What is better in Perl: an array of hash links or a list of flat hashes?

Question

What is better in Perl: an array of hash links or a list of flat hashes?

I can’t decide which approach is greater than (1) idiomatic Perl, (2) effective or (3) “clear”.

Let me explain by code. First i can do

sub something { ... $ref->{size} = 10; $ref->{name} = "Foo"; $ref->{volume} = 100; push (@references, $ref); ... return @references; }

or, I can do

 sub something { ... push (@names, "Foo"); $sizes{Foo} = 10; $volumes{Foo} = 100; ... return (\@names, \%sizes, \%volumes); }

Both do essentially the same thing. The important thing is that I need an array, because I need to keep order.

I know there are always several ways to do something, but still, which one would you prefer?

+4

data-structures perl

Karel bílek Jul 24 '09 at 19:33

source share

4 answers

I really prefer the first. It stores one “packet” of data (size, name, volume) and makes much more readable code.

+5

Thomas Jul 24 '09 at 19:36

source share

Store related data together. The only reason to create large parallel arrays is because you are forced to.

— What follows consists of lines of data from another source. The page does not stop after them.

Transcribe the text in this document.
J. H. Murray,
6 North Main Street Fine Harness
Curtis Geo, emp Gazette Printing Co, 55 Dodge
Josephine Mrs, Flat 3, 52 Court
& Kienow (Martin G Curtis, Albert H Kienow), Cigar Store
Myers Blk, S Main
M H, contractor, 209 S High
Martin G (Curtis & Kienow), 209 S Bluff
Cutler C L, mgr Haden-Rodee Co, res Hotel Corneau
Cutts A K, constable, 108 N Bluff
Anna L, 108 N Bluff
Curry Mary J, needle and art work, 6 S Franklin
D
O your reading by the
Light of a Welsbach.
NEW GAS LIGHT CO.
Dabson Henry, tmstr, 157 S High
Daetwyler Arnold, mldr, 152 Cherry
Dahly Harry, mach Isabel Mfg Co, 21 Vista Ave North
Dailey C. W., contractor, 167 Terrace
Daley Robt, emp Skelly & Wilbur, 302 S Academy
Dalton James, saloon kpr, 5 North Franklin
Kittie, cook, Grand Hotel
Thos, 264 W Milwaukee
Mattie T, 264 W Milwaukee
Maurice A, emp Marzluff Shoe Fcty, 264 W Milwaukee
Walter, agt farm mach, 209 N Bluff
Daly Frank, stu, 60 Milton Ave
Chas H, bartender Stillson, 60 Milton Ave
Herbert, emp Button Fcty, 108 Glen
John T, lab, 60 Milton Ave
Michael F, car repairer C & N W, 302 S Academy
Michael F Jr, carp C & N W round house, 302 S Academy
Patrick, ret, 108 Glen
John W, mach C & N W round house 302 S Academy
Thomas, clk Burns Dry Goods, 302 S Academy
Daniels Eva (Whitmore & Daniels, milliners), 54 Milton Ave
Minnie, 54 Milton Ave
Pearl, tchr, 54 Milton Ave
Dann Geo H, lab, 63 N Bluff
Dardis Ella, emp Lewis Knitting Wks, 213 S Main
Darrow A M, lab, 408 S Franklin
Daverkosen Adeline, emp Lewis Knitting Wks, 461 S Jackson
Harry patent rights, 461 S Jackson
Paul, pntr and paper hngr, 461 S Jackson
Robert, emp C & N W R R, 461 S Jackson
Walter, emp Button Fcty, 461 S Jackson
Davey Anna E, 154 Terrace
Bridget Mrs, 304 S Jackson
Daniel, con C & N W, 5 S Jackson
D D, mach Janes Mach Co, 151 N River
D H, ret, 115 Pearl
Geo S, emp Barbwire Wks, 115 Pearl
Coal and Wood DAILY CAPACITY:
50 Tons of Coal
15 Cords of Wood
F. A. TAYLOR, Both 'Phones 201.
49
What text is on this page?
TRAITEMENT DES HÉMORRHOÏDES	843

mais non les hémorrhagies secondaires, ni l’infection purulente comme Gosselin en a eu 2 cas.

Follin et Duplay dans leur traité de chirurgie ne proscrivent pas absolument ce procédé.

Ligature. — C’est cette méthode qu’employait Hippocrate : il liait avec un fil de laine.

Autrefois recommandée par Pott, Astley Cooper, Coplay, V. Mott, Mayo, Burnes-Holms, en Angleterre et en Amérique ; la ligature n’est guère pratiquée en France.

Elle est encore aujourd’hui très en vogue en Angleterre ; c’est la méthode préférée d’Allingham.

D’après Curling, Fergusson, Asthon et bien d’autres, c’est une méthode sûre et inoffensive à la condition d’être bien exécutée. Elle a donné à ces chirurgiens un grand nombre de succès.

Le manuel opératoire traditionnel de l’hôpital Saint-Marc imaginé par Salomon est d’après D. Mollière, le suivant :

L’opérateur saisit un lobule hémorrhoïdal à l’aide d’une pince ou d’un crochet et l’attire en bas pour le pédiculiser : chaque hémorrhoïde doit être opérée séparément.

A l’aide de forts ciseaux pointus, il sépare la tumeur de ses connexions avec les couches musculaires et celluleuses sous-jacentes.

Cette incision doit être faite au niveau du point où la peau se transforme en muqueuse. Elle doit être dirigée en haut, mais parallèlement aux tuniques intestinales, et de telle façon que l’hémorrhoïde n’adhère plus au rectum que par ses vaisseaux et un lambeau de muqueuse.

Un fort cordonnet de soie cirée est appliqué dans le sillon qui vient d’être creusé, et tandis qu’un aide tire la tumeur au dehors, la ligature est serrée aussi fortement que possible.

If you are concerned about speed and memory usage, you can use constant array indexes to access your named fields:

 use constant { SIZE => 0, NAME => 1, VOLUME => 2, }; sub something { ... $ref->[SIZE] = 10; $ref->[NAME] = "Foo"; $ref->[VOLUME] = 100; push @references, $ref; ... return @references; }

I also added some spaces to make the code more readable.

If I have many parameters with validation rules and / or deep data structures, I tend to look at objects to simplify my code by linking data logic to data. Of course, OOP requires a speed penalty, but I rarely saw this as a problem.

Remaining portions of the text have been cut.